Athlete Ally on Dwight Howard, Homophobia and Transphobia in Sport & Society

Athlete Ally responded today to allegations against NBA player Dwight Howard for harassment and threats, and to the public perception and media coverage on Howard’s alleged relationships with gay men and trans women.

First and foremost, we strongly believe that allegations of harassment and violence should be taken seriously and properly investigated. We stand with survivors of violence and abuse, and in recognition of the tremendous courage it takes to come forward in the wake of intimidation and fear.

Howard’s particular situation brings up a series of issues. We are deeply troubled by how this story is being covered. Salacious headlines using the incorrect terminology to refer to trans women and depicting Howard’s alleged relations with trans women as “outrageous” and “scandalous” only further transphobic stigma. As Trace Lysette said, there is nothing shameful about loving or desiring trans women. By implying that it is shameful, the media is perpetuating the dehumanization of an already marginalized population during what experts have called the deadliest year on record for trans people.

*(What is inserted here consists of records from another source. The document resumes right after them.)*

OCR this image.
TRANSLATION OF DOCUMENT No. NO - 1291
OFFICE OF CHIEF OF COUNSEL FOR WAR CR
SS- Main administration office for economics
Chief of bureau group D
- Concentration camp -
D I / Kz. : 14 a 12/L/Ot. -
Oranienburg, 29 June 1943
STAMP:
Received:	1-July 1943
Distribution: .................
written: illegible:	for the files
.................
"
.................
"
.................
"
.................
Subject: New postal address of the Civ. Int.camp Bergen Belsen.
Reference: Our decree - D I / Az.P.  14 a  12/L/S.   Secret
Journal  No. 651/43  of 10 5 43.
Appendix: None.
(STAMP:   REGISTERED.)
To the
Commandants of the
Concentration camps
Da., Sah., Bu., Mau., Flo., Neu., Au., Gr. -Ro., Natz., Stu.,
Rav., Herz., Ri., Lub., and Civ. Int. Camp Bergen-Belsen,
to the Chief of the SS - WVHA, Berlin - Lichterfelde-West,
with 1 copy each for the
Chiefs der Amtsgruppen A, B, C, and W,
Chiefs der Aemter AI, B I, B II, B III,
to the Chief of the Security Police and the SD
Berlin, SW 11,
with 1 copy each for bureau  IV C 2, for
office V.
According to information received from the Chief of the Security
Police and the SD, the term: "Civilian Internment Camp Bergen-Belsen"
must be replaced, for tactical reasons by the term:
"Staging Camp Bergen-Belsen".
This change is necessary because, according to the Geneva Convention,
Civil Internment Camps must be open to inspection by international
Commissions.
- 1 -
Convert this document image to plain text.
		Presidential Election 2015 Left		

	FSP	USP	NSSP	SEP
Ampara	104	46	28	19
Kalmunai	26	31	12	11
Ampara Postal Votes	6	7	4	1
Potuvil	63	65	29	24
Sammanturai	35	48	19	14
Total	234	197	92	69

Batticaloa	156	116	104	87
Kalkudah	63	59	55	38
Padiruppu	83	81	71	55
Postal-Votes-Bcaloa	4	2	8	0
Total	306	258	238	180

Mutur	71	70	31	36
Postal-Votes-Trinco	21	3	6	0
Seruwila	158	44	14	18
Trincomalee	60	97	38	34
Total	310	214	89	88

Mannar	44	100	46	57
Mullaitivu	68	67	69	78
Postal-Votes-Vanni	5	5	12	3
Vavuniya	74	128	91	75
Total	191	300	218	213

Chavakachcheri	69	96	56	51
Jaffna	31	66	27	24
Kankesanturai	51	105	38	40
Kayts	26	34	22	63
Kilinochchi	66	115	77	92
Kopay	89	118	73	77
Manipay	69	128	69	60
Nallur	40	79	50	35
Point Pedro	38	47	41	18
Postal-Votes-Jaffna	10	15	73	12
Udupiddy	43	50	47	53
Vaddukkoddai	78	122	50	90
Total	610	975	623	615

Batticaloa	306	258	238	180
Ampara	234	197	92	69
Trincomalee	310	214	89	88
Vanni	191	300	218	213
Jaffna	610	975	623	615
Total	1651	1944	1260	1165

We believe it is not our place to assume or speculate as to Howard’s sexuality or identity. This situation brings to light a larger problem around homophobia and transphobia within sport and society as a whole. Societal perception and ignorance like this around LGBTQ issues are exactly why we have so few out LGBTQ athletes. While the presence of out athletes like Jason Collins and Billie Jean King has opened doors and changed some hearts and minds, still 80% of athletes report witnessing or experiencing homophobia in sports, and LGBTQ athletes are nearly twice as likely as their cisgender heterosexual peers to drop out of sport as a result.

We have a long way to go as a society, and as an athletic community, to dismantle the stigma and shame surrounding sexuality and gender identity. If we are to create a world where LGBTQ people can live openly and safely, we need to start by examining where violence is rooted, and committing ourselves to bringing it into the light.